Lake Arrowhead

Background 

The Lake Arrowhead precipitation gage (NOAA co-op station 044671) is located on the northern side of the San Bernadino Mountains at 5230 ft. Precipitation at Lake Arrowhead reflects the northern and more arid side of the Transverse ranges, which contribute runoff to the Mojave River basin. The gage record extends from 1942 to 2010, with some missing data (mostly individual months). To estimate missing values and extend this record to 2015, neighboring co-op stations, Squirrel Inn 2 California (048479) and Big Bear Lake, California (040741) were used. Squirrel Inn 2 was used to fill in missing months, and Big Bear was used to extend the record from 2011 to 2015. The ratio between the total monthly precipitation averaged over a common period of years, along with the precipitation value for the missing year/month at Squirrel Inn 2 or Big Bear was used to estimate the value for that year/month at Lake Arrowhead. No record contained a value for Aug 1980, so the average August precipitation value from Lake Arrowhead was used.

The reconstruction of water year precipitation at Lake Arrowhead was generated as part of a project supported by the California Department of Water Resources (CADWR). This project includes reconstructions of water year precipitation (San Gabriel Dam, Lake Arrowhead, Ojai, and Cuyamaca) and streamflow (Arroyo Seco and Santa Ana River) for southern California and the Kern River in the southern Sierras. This set of reconstructions was developed by Dave Meko, Erica Bigio, and Connie Woodhouse in 2017, based on updated and new collections of tree-ring data in California sampled for this project.

Calibration & Validation 

Methods

Total water year (October-September) precipitation at Lake Arrowhead was reconstructed using a two-stage regression procedure. Tree-growth at each site was first converted into an estimate of precipitation by stepwise regression of precipitation using tree-ring width indices, from the current year and lagged one year, as predictors. Squared terms on the tree-ring predictors were also included in the regression to allow for possible curvature in relationships between tree-growth and precipitation. In the second step, the gage reconstruction was generated by averaging an appropriate set of single site reconstructions. Final estimates of precipitation were interpolated from a piecewise-linear smoothed scatter plot of the observed precipitation values and the precipitation estimates averaged over the individual tree-ring sites. The procedure was repeated for subsets of tree-ring chronologies with different periods of common time coverage to build a “most-skillful” reconstruction, starting in the early 1400s, and a “longest” reconstruction, starting in the early 1100s.

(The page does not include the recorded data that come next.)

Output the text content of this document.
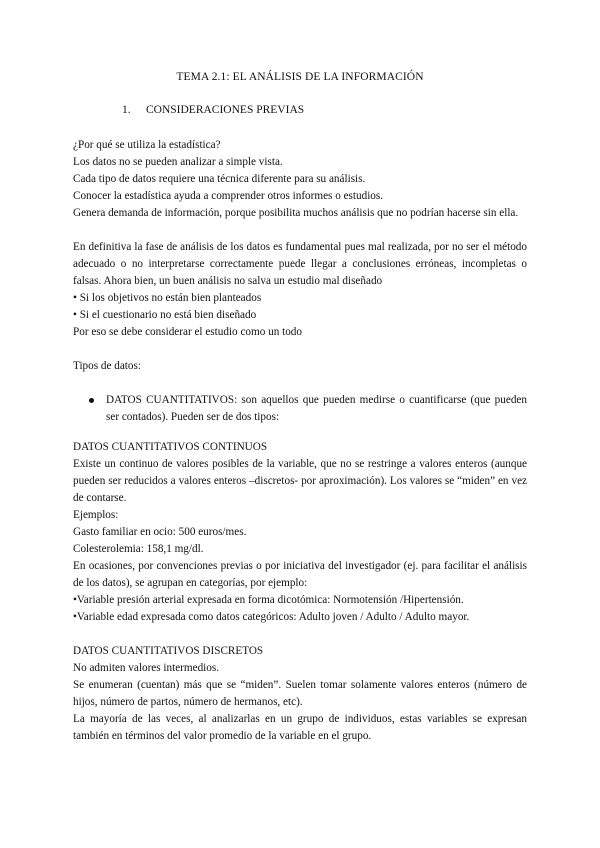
TEMA 2.1: EL ANÁLISIS DE LA INFORMACIÓN
1. CONSIDERACIONES PREVIAS
¿Por qué se utiliza la estadística?
Los datos no se pueden analizar a simple vista.
Cada tipo de datos requiere una técnica diferente para su análisis.
Conocer la estadística ayuda a comprender otros informes o estudios.
Genera demanda de información, porque posibilita muchos análisis que no podrían hacerse sin ella.
En definitiva la fase de análisis de los datos es fundamental pues mal realizada, por no ser el método adecuado o no interpretarse correctamente puede llegar a conclusiones erróneas, incompletas o falsas. Ahora bien, un buen análisis no salva un estudio mal diseñado
• Si los objetivos no están bien planteados
• Si el cuestionario no está bien diseñado
Por eso se debe considerar el estudio como un todo
Tipos de datos:
DATOS CUANTITATIVOS: son aquellos que pueden medirse o cuantificarse (que pueden ser contados). Pueden ser de dos tipos:
DATOS CUANTITATIVOS CONTINUOS
Existe un continuo de valores posibles de la variable, que no se restringe a valores enteros (aunque pueden ser reducidos a valores enteros –discretos- por aproximación). Los valores se “miden” en vez de contarse.
Ejemplos:
Gasto familiar en ocio: 500 euros/mes.
Colesterolemia: 158,1 mg/dl.
En ocasiones, por convenciones previas o por iniciativa del investigador (ej. para facilitar el análisis de los datos), se agrupan en categorías, por ejemplo:
•Variable presión arterial expresada en forma dicotómica: Normotensión /Hipertensión.
•Variable edad expresada como datos categóricos: Adulto joven / Adulto / Adulto mayor.
DATOS CUANTITATIVOS DISCRETOS
No admiten valores intermedios.
Se enumeran (cuentan) más que se “miden”. Suelen tomar solamente valores enteros (número de hijos, número de partos, número de hermanos, etc).
La mayoría de las veces, al analizarlas en un grupo de individuos, estas variables se expresan también en términos del valor promedio de la variable en el grupo.
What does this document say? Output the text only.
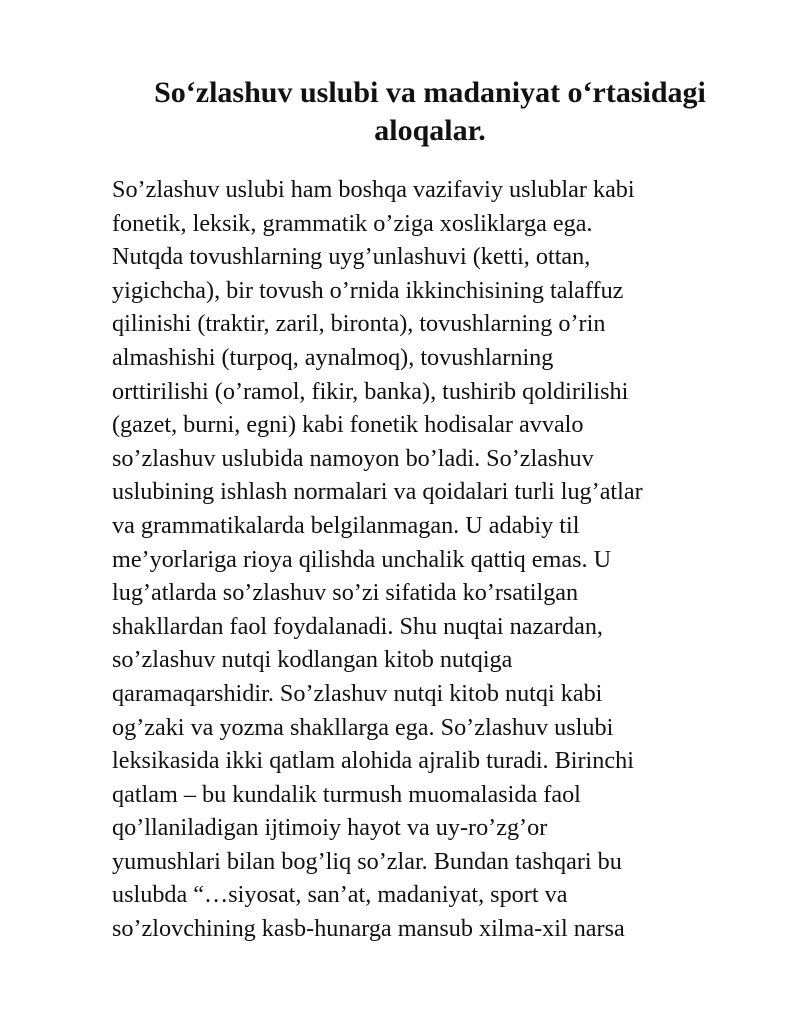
So‘zlashuv uslubi va madaniyat o‘rtasidagi
aloqalar.
So’zlashuv uslubi ham boshqa vazifaviy uslublar kabi
fonetik, leksik, grammatik o’ziga xosliklarga ega.
Nutqda tovushlarning uyg’unlashuvi (ketti, ottan,
yigichcha), bir tovush o’rnida ikkinchisining talaffuz
qilinishi (traktir, zaril, bironta), tovushlarning o’rin
almashishi (turpoq, aynalmoq), tovushlarning
orttirilishi (o’ramol, fikir, banka), tushirib qoldirilishi
(gazet, burni, egni) kabi fonetik hodisalar avvalo
so’zlashuv uslubida namoyon bo’ladi. So’zlashuv
uslubining ishlash normalari va qoidalari turli lug’atlar
va grammatikalarda belgilanmagan. U adabiy til
me’yorlariga rioya qilishda unchalik qattiq emas. U
lug’atlarda so’zlashuv so’zi sifatida ko’rsatilgan
shakllardan faol foydalanadi. Shu nuqtai nazardan,
so’zlashuv nutqi kodlangan kitob nutqiga
qaramaqarshidir. So’zlashuv nutqi kitob nutqi kabi
og’zaki va yozma shakllarga ega. So’zlashuv uslubi
leksikasida ikki qatlam alohida ajralib turadi. Birinchi
qatlam – bu kundalik turmush muomalasida faol
qo’llaniladigan ijtimoiy hayot va uy-ro’zg’or
yumushlari bilan bog’liq so’zlar. Bundan tashqari bu
uslubda “…siyosat, san’at, madaniyat, sport va
so’zlovchining kasb-hunarga mansub xilma-xil narsa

Details of the reconstruction method can be found here.

 

Statistic Most Skillful: Calibration Most Skillful: Validation Longest Model: Calibration Longest Model: Validation
Explained variance (R2) 0.73   0.60  
Reduction of Error (RE)   0.71   0.57
Standard Error of the Estimate 10.114 in.   12.453 in.  
Root Mean Square Error (RMSE)   10.914 in.   13.240 in.

Note: The statistics listed in the table represent average accuracy, while the reconstruction method yields error bars that vary in width over time -- generally wider for wet years than for dry years. The listed statistic R2, the decimal proportion of variance explained by the reconstruction in the calibration period, is computed directly from the reconstruction residuals. For an explanation of these statistics, see this document.

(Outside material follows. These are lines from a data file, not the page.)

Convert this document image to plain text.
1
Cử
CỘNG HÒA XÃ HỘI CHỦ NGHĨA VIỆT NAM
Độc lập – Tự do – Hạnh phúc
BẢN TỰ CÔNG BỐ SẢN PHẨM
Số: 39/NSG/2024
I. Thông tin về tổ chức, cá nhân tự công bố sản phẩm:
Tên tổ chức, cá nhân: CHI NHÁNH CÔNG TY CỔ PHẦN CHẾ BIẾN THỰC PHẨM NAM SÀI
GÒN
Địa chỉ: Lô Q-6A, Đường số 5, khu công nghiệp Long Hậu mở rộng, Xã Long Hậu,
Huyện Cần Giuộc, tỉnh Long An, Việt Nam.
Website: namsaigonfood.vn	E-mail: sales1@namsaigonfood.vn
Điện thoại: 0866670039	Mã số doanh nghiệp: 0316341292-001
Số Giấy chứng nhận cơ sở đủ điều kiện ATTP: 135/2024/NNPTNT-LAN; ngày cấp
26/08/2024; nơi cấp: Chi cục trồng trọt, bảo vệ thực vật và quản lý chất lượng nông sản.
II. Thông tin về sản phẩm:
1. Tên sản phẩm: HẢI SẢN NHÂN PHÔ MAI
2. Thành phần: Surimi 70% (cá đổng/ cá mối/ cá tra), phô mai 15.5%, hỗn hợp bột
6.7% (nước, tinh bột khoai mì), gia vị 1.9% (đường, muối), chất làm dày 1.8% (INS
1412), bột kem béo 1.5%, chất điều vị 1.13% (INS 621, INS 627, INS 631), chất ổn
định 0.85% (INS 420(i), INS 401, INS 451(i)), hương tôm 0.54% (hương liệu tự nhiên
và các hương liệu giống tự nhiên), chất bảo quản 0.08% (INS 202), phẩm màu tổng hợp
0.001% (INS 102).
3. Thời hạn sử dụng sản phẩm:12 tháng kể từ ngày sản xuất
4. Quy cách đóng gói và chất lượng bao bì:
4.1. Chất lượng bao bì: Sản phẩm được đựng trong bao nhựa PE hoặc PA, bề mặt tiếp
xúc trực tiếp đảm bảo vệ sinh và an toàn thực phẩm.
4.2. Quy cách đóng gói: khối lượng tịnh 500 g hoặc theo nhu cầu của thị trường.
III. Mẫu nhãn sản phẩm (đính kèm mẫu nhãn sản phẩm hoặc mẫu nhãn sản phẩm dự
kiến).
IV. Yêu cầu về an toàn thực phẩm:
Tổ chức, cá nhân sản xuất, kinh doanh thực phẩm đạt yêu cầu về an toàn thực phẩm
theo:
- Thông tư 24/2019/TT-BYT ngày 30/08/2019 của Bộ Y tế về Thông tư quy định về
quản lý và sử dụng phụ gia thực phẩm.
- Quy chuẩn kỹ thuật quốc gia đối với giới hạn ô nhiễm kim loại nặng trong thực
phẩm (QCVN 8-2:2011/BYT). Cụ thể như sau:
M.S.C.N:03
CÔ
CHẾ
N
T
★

Figure 1. Scatter plot of observed and reconstructed Lake Arrowhead annual precipitation, 1942-2015. Note that the R2 value here is slightly different than in the table. The table R2 value is the average explained variance from the three models that make up the most skillful reconstruction. The value in the scatter plot reflects the explained variance for the two models that cover the instrumental period (more details).

Figure 2. Observed (gray) 1942-2015, and reconstructed (blue) 1900-2016, Lake Arrowhead annual precipitation. The observed mean is illustrated by the black dashed line.

Figure 3. Reconstructed annual precipitation for Lake Arrowhead (1426-2016) is shown in blue. Observed flow is shown in gray and the long-term reconstructed mean is shown by the black dashed line.

Figure 4. The 10-year running mean (plotted on final year) of reconstructed annual precipitation for Lake Arrowhead, 1426-2016. Reconstructed values are shown in blue and observed values are shown in gray. The long-term reconstructed mean is shown by the black dashed line.


Figure 5. Scatter plot of observed and reconstructed Lake Arrowhead annual precipitation,1942-2015 (more details).

Figure 6. Observed (black) 1942-2015, and reconstructed (blue) 1900-2016, Lake Arrowhead annual precipitation. The observed mean is illustrated by the black dashed line.

Figure 7. Reconstructed annual precipitation for Lake Arrowhead (1126-2015) is shown in blue. Observed flow is shown in gray and the long-term reconstructed mean is shown by black dashed line.

Figure 8. The 10-year running mean (plotted on final year) of reconstructed annual precipitation at Lake Arrowhead, 1126-2015. Reconstructed values are shown in blue and observed values are shown in gray. The long-term reconstructed mean is shown by the black dashed line.